There are interesting things happening ‘out there’ in the paintings themselves. I
just keep getting reminded that what’s ‘out there’ is affected by my observing it.
Just as in studying a religious image, but in a different register perhaps, the viewer
is continually brought back to the issue of their relationship to it.
I get up close and study the way the edges are dealt with. In some of these paintings
Blannin takes the paint (always very neatly) around the edge, whereas in others the
paint stops right there. The edge is important: that this object/image starts and
ends here. The edge of the painting is its own frame, marking out the object-of-worth-in-its-own-right.
While it would be too speculative to suggest a passage here from icon to idol, there
is a movement from referential image to autonomous object, and one that appears quite
in line with the Reformation attitude to visual art, in which, for religious reasons,
images should be kept entirely secular. Such an argument links for me to the separation
of church and state, the contemporary merging of which is turning out very badly.
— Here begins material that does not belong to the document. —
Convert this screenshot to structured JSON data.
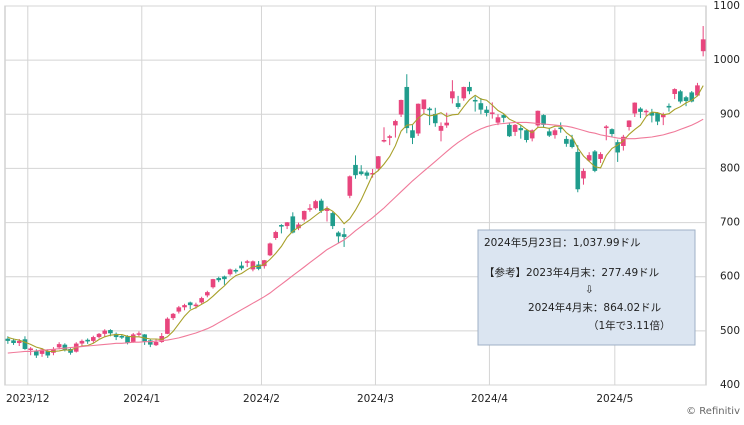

Katrina Blannin, Tabernacle, 2016, Acrylic on flax, 30 x 30 cm, Image copyright of
the artist, photo by Ben Deakin
In Tabernacle, a larger central circle, this time in a deep red, is surrounded by
small red discs in the corners and white ones in a cross-formation. If in Green in
Four Directions the central circle seems to be held in place by the corner circles,
in Tabernacle the cross-formation fulfils this function; the darker red discs in
the corners almost disappear, as they are closer in tonal value to the black ground.
Blannin’s images are constructed in layers of semi-transparent paint. ‘Staining’
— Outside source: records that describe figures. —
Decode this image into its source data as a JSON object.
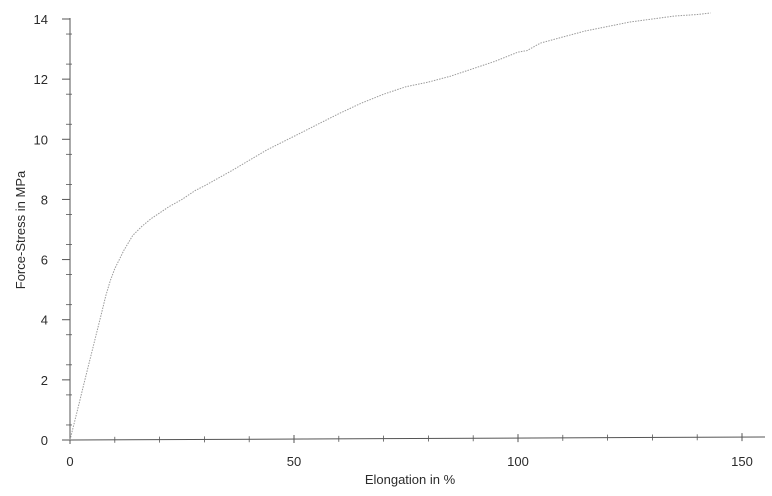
{
  "chart_data": {
    "type": "line",
    "title": "",
    "xlabel": "Elongation in %",
    "ylabel": "Force-Stress in MPa",
    "xlim": [
      0,
      155
    ],
    "ylim": [
      0,
      14
    ],
    "x_ticks": [
      0,
      50,
      100,
      150
    ],
    "x_tick_labels": [
      "0",
      "50",
      "100",
      "150"
    ],
    "y_ticks": [
      0,
      2,
      4,
      6,
      8,
      10,
      12,
      14
    ],
    "y_tick_labels": [
      "0",
      "2",
      "4",
      "6",
      "8",
      "10",
      "12",
      "14"
    ],
    "grid": false,
    "legend": "none",
    "colors": {
      "axis": "#555555",
      "line": "#9a9a9a"
    },
    "series": [
      {
        "x": [
          0,
          1,
          2,
          3,
          4,
          5,
          6,
          7,
          8,
          9,
          10,
          11,
          12,
          14,
          16,
          18,
          20,
          22,
          25,
          28,
          30,
          33,
          36,
          40,
          44,
          48,
          52,
          56,
          60,
          65,
          70,
          75,
          80,
          85,
          90,
          95,
          100,
          102,
          105,
          110,
          115,
          120,
          125,
          130,
          135,
          140,
          143
        ],
        "y": [
          0,
          0.6,
          1.2,
          1.8,
          2.4,
          3.0,
          3.6,
          4.2,
          4.8,
          5.3,
          5.7,
          6.0,
          6.3,
          6.8,
          7.1,
          7.35,
          7.55,
          7.75,
          8.0,
          8.3,
          8.45,
          8.7,
          8.95,
          9.3,
          9.65,
          9.95,
          10.25,
          10.55,
          10.85,
          11.2,
          11.5,
          11.75,
          11.9,
          12.1,
          12.35,
          12.6,
          12.9,
          12.95,
          13.2,
          13.4,
          13.6,
          13.75,
          13.9,
          14.0,
          14.1,
          14.15,
          14.2
        ]
      }
    ]
  }
}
seems almost the right word for it, and it results in sonorous tones and subtle hues
that hint at the method of their own production; the process is evidenced although
not explicitly documented. If in the source imagery the meanings are layered, in
the paintings the physical output is layered, which also leads to meaning of a different
kind, empty of content, generalised, abstract. The layering of meaning in these works
is imminent rather than transcendent. Whatever narrative is contained here is held
within the image as the record of its making, much as we all carry around in our
own bodies the narrative of how we came to be this way. But is there symbolic meaning?
It is difficult not to see in Green in Four Directions and in Tabernacle a symbol
of the empty tomb, especially now that we know about the source imagery.
These are smart paintings, quite beautiful in their own right, and knowledge of the
source material adds a level of complexity to their interpretation that is new in
Blannin’s output. Or is it? The series of hexads, which have become characteristic
of her work prior to this show, are the result of a systems approach to abstraction.
The question she now seems to be asking in relation to this new source might be “what
(geometric) system underpins the construction?” The task of deciphering the connection
to the source is not much different to that of working out the systems upon which
some of her other works are predicated. In both sets of production it is how the
word becomes flesh; the relationship between system and resultant image, between
abstract and concrete, pattern and material presence that interests me, as well as
the fundamental relationship, or indeed difference, between the artist’s physical
construction and the perceptual construction of the viewer.
Katrina Blannin, Annodam, is on show at Jessica Carlisle until 9 April.